Hükümetin zayıf çevre politikaları, Karasu’yu evsel ve endüstriyel atıklarla zehirliyor. Sarab Nilufar gibi nehirler kururken, Karasu da aynı kaderi paylaşıyor. 2019’da Kirmanşah Petrol Rafinerisi atıkları 100 binden fazla balığı öldürdü. Tahran Harezmi Üniversitesi’nin öğrencilerinin yaptığı araştırma, nehirde çinko, bakır ve kurşun gibi ağır metaller tespit etti; özellikle rafineri çevresinde kirliliğin kritik düzeyde olduğu belirlendi.
Yetkililer evsel atıkları suçlasa da, endüstriyel kirlilik göz ardı ediliyor. Temizlik çalışmaları göstermelik bir şekilde yapılırken, atıklar arıtılmadan nehre akıyor, sucul canlılar yok ediliyor. Nehrin kuruması, tarım ve hayvancılığı baltalarken, su kaynaklı hastalıkları da artırıyor. Karasu’nun tahribatı, Kirmanşah’ın tarihi ve kültürel kimliğini de eritiyor.
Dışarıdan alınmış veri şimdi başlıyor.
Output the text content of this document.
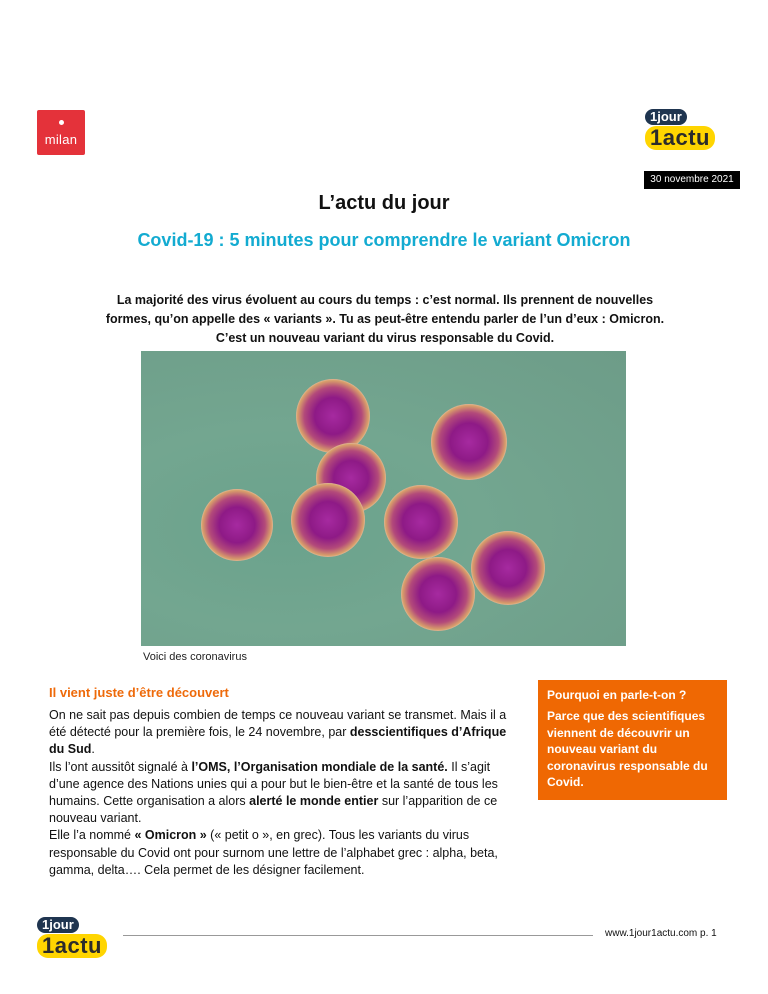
milan
1jour
1actu
30 novembre 2021
L’actu du jour
Covid-19 : 5 minutes pour comprendre le variant Omicron
La majorité des virus évoluent au cours du temps : c’est normal. Ils prennent de nouvelles formes, qu’on appelle des « variants ». Tu as peut-être entendu parler de l’un d’eux : Omicron. C’est un nouveau variant du virus responsable du Covid.
Voici des coronavirus
Il vient juste d’être découvert

On ne sait pas depuis combien de temps ce nouveau variant se transmet. Mais il a été détecté pour la première fois, le 24 novembre, par desscientifiques d’Afrique du Sud.

Ils l’ont aussitôt signalé à l’OMS, l’Organisation mondiale de la santé. Il s’agit d’une agence des Nations unies qui a pour but le bien-être et la santé de tous les humains. Cette organisation a alors alerté le monde entier sur l’apparition de ce nouveau variant.

Elle l’a nommé « Omicron » (« petit o », en grec). Tous les variants du virus responsable du Covid ont pour surnom une lettre de l’alphabet grec : alpha, beta, gamma, delta…. Cela permet de les désigner facilement.

Pourquoi en parle-t-on ?
Parce que des scientifiques viennent de découvrir un nouveau variant du coronavirus responsable du Covid.
1jour
1actu	www.1jour1actu.com p. 1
Uzmanların uyarılarına rağmen kapsamlı bir restorasyon planı yok. Zayıf denetim ve yasa uygulaması, krizi derinleştiriyor. Medya, STK’lar ve aktivistlerin bilinçlendirme çabaları, Karasu’yu kurtarmak için kritik önem taşıyor. Bir zamanlar hayat taşıyan nehir, şimdi yıkıma sürükleniyor.